GHENGIS KHAN

Saía de Campos dos Goytacazes, no domingo, onde fora visitar meu filho Guilherme, e antes de ultrapassar os nove municípios que se interpõem  a Três Rios,  duas televisões, uma na sala, outra na varanda, indicavam os dois grandes clássicos que deixaria de assistir naquela tarde: na Sky, Vasco x Flamengo, na Record, um épico sobre Ghengis Khan.  Mas deu para ler a sinopse dos dois antes de acelerar e ficar imaginando pelos quilômetros a saga de cada um: Ghengis Khan nascera cercado de lendas sobre a vinda de um lobo cinzento que devoraria a terra.
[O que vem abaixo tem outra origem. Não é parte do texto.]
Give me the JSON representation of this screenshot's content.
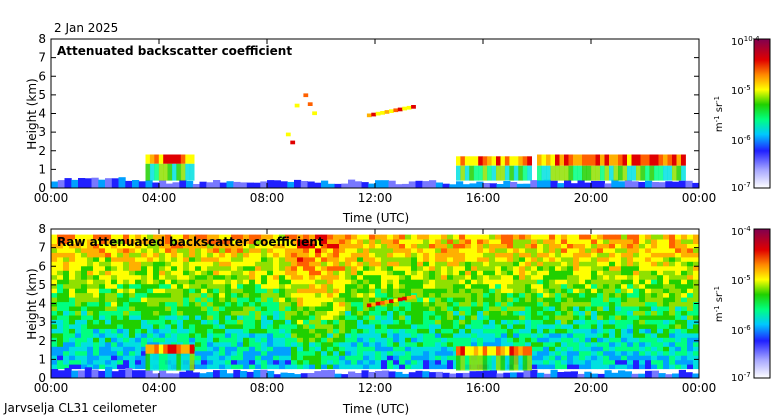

Ainda jovem, matou o lobo e ficou famoso em sua tribo por unificar o povo mongol. Estrategista brilhante, com hábeis arqueiros montados à sua disposição, partiria para conquistar a China, mas para isto teria que ultrapassar sua grande muralha. Quanto ao futebol, se tratava do clássico dos milhões, e mostraria outro capítulo da luta de um almirante português, vindo em uma das naus de Cabral, se não me engano a segunda a aportar em Porto Seguro, contra um bando, e põe bando nisto, de pássaros nativos e voadores que dominavam a paisagem quando chegaram ao Rio de Janeiro: os urubus. Bacalhau versus urubu, berrava o narrador quando finalmente parti, aos dois minutos do primeiro tempo. Quando Ghengis Khan era apenas um menino.

 

Em São Fidélis, 78 km depois, fiquei sabendo que o temporal suspendera a partida. No posto de gasolina, e nos bares ao redor, não se tinha notícia sobre o filme. Impressionante o alcance do futebol, centenas de pessoas se aglomeravam e vibravam em torno de uma telinha. Mais à frente, em Itaocara, paro para tomar um café e revejo em um restaurante a bobeira do goleiro vascaíno, a bola retida na poça, o gol do Alecsandro.  Ligo o carro e reinício a viagem e, num relance, percebo a entrada em campo de um guerreiro mongol.  Alguma coisa estava errada. Mas o personagem principal do filme, cansado de ver preterida sua história por uma partida de futebol que nem era uma final, que mal respeitavam sua trajetória de conquistas, que o tornou um dos comandantes militares mais bem sucedidos da humanidade, deixou os campos de guerra e entrou naquele gramado encharcado disposto a ser visto. E derrubar um a um seus adversários. Levou pro Maracanã suas armas e esqueceu que lutavam não por territórios, mas por uma bola. Por um lugar no G4.

 

E foi em Santo Antonio de Pádua, já escurecendo, que vi cenas fortes, que decidiram a partida: Marcelo Cirino entrou na grande área e havia dois zagueiros a cercá-lo. Mas Ghengis Khan veio em sua fúria incontida e o atropelou. Atirou-o ao chão, como um grande guerreiro.  Penalty.  E ainda quis bater no juiz. Dada a saída, Paulinho faz falta em Bernardo, e novamente nosso guerreiro mongol,  que se meteu no canal e na ação trocada, parte em direção a uma coluna de rubro-negros, disposto a derrubar todo mundo. Finalmente é expulso, some da telinha. Chegando a Além Paraíba, ninguém por lá no barzinho soube o seu destino. Dizem que foi brabo para um vestiário. Outros raros, fiéis à Record, dizem que morreu. Que entrou para a história. Uma como vilão, outra como herói.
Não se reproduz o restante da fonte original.